Re‐defining tillage erosion: quantifying intensity–direction relationships for complex terrain

. Current tillage erosion models account for the influence of tillage direction in the magnitude of the soil transport coefficient. It is argued that a re‐modelling of tillage erosion is preferable in which the influence of tillage direction is separated from the soil transport coefficient, which is a measure of tillage intensity. This has been achieved here by developing a two‐dimensional tillage erosion model that incorporates tillage direction in the measure of slope and uses soil transport coefficients that are independent of tillage direction and based on relationships between transport and the slope in the direction that bisects tillage direction and the overturning direction.
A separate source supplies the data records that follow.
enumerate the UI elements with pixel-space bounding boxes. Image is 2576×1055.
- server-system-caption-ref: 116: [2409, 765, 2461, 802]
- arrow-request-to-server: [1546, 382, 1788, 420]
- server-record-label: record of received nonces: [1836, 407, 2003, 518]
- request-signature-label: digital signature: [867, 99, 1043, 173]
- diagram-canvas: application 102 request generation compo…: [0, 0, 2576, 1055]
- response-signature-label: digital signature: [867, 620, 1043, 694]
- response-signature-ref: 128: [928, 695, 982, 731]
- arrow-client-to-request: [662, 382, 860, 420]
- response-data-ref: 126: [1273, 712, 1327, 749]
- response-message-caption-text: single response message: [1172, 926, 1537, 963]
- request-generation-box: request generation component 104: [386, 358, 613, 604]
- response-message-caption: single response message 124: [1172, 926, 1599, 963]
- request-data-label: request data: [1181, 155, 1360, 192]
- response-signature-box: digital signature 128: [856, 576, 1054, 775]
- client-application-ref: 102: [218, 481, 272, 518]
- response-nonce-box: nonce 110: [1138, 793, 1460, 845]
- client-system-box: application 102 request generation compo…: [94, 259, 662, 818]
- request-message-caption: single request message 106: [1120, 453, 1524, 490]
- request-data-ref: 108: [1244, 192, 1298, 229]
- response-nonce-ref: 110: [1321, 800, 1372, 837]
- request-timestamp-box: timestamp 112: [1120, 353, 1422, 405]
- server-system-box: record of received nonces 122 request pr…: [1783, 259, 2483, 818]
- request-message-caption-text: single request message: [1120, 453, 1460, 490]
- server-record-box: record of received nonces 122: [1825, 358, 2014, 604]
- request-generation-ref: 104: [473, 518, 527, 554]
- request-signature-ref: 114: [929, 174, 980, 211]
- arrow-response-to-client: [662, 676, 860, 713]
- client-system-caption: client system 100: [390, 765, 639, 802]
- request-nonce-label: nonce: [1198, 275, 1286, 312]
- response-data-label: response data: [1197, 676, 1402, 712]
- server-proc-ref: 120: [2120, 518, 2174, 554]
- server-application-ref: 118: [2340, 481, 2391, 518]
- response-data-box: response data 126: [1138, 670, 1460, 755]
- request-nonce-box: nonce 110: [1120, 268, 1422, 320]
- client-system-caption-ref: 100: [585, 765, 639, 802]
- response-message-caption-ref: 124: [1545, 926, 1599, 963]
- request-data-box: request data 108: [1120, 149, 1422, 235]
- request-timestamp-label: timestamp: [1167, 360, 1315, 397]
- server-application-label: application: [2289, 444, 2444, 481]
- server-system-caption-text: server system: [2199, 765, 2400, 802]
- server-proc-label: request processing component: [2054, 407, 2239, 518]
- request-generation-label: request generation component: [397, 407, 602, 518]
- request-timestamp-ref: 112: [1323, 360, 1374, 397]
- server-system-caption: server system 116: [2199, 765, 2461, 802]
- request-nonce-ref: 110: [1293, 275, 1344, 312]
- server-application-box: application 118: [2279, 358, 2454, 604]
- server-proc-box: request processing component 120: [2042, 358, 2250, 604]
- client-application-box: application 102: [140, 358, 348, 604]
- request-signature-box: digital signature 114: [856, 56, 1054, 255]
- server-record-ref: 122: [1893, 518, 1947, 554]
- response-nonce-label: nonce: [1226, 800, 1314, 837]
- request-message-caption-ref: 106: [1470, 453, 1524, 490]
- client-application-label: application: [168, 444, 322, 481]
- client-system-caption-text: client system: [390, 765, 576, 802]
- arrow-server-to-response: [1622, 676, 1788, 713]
Mean tillage erosion, associated with a single pair of opposing tillage directions and pair of overturning directions, can be described by a two‐dimensional diffusion‐type equation if the dimensions are defined as the tillage direction and the direction perpendicular to tillage. Application of the model to a real‐world case allows quantification of the potential soil conservation benefits associated with optimization of tillage direction. The scope for amelioration is related to the ratio between the coefficients for transport in the direction of tillage and perpendicular to tillage. As this ratio approaches unity, the potential for amelioration reduces towards zero. For the study site investigated, use of the experimentally derived ratio of 0.66 indicated that a 12% reduction in tillage erosion could be obtained by ploughing across the dominant field slope as compared to ploughing up and down the dominant slope. For an implement with a coefficient ratio of 0.2 the reduction in tillage erosion intensity, associated with optimizing the tillage direction, reaches 28%. Nevertheless, such benefits must be considered in the context of other management considerations. The tillage direction that minimizes erosion is associated with lateral slopes of 10°, or more, over 20% of the field. To the land‐user this disadvantage may outweigh the soil conservation benefits.